PALM stands for ‘Photoactivated localization microscopy” and Storm stands for “stochastic optical reconstruction microscopy.” In these techniques, a fluorescence microscope is used to collect a large number of images, each containing just a few active isolated fluorophores. Each fluorophore will have been activated from a non-emissive to an emissive state throughout the course of the image series, which gives researchers as much information as possible about the molecules.
Consider two molecules very close together. If photon emissions from two neighboring fluorescent molecules can be made distinguishable, i.e. the photons coming from each of the two can be identified and “separated,” then it is possible to create super-resolution images because we have a way of distinguishing them.

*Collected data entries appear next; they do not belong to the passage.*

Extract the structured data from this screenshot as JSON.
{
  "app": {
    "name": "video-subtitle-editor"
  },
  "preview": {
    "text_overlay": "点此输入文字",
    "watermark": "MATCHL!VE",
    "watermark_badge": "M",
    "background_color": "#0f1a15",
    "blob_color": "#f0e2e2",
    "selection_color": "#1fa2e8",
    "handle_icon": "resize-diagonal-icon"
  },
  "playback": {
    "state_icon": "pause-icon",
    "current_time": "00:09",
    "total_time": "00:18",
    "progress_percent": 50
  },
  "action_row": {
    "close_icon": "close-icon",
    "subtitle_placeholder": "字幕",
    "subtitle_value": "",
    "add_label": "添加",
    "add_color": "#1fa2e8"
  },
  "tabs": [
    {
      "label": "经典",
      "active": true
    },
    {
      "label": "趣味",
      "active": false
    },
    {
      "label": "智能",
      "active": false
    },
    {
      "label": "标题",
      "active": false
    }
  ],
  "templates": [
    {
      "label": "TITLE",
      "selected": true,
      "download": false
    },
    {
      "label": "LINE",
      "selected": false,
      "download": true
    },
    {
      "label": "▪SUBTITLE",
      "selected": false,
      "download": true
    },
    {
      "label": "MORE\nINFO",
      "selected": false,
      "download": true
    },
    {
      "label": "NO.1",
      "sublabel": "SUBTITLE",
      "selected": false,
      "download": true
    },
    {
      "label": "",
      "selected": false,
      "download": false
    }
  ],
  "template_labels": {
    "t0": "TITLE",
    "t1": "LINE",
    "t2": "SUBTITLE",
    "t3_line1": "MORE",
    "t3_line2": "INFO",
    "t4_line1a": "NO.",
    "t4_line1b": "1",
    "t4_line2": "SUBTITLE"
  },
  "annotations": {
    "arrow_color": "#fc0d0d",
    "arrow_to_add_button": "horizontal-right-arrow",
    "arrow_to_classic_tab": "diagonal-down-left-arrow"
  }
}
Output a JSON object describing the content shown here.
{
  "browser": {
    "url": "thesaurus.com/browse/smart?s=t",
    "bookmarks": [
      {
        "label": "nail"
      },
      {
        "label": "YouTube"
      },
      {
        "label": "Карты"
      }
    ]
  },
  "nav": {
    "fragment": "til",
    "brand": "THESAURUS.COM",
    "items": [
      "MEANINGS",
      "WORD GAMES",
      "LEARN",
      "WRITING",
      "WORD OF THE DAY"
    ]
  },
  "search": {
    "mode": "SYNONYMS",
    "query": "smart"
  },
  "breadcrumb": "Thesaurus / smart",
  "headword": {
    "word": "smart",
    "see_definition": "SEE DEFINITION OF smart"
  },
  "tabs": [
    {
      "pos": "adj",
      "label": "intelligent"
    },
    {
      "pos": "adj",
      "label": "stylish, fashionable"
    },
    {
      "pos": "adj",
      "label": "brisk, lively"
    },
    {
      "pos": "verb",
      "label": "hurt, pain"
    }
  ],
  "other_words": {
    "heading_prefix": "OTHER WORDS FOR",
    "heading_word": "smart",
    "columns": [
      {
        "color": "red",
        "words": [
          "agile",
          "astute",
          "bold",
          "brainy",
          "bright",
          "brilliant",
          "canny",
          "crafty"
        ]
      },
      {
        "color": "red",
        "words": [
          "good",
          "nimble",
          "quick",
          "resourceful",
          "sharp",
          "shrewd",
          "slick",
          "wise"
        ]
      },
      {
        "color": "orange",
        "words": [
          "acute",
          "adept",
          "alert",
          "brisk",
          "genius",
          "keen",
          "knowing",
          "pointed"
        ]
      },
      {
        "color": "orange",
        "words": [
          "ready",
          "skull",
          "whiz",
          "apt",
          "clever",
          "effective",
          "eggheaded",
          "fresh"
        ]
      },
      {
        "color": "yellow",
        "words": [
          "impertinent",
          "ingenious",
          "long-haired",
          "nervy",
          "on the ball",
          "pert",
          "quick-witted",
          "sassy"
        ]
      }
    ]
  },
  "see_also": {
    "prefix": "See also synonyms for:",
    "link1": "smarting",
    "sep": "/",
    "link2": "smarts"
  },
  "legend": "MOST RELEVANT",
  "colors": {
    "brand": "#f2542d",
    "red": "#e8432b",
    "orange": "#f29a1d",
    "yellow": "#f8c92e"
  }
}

In PALM/Storm, only a fraction of fluorophores are “switched on,” therefore only a fraction are optically resolvable from the rest at a given moment. Thousands of such on-off cycles are incorporated through the taking of a series of images. This information is combined and used to reconstruct a super-resolution image.
MINFLUX makes use of both these approaches, incorporating the advantages of both STED and PALM/Storm and combining them into one powerful piece of technology.
Hell told reporters, “I am convinced that MINFLUX microscopes have the potential to become one of the most fundamental tools of cell biology. With this concept it will be possible to map cells in molecular detail and to observe the rapid processes in their interior in real time. This could revolutionize our knowledge of the molecular processes occurring in living cells.”
MINFLUX uses a laser to manipulate the photon emission process in selected particles, like STED, but it also uses the activator/reporter pair model in PALM/Storm, switching neighboring molecules on and off.
Ian Smith of the University of CA describes the similarities between the technologies this way:
All approaches are based on the same principle – localizing individual molecules one at a time, by ensuring that only sparsely distributed molecules are fluorescing at a given time.
It’s worth noting that, unlike STED, MINFLUX uses a laser to excite certain molecules to fluorescence, rather than interrupting the fluorescence process.
MINFLUX, like PALM/STORM, switches individual molecules randomly on and off. However, at the same time, their exact positions are determined with a doughnut-shaped laser beam as in STED.
Nobel prize winner Hell told reporters that MINFLUX is also much faster than the previous technologies. “MINFLUX is much faster in comparison. Since it works with a doughnut laser beam, it requires much lower light signal, i.e. fewer fluorescence photons, per molecule as compared to PALM/STORM for attaining the ultimate resolution.”
The team demonstrated the technique by filming the movement of two different 30S ribosomes responsible for protein synthesis in a living E coli bacteria. The scientists were able to resolve arrays of single fluorescent molecules at 6nm intervals, reports Chemistry World.
Researcher Steven Lee said, ‘These are exciting times for super-resolution imaging in general and we hope to see how these technical tools will be transferred and adopted by the biological community to address the most important questions in biomedicine.’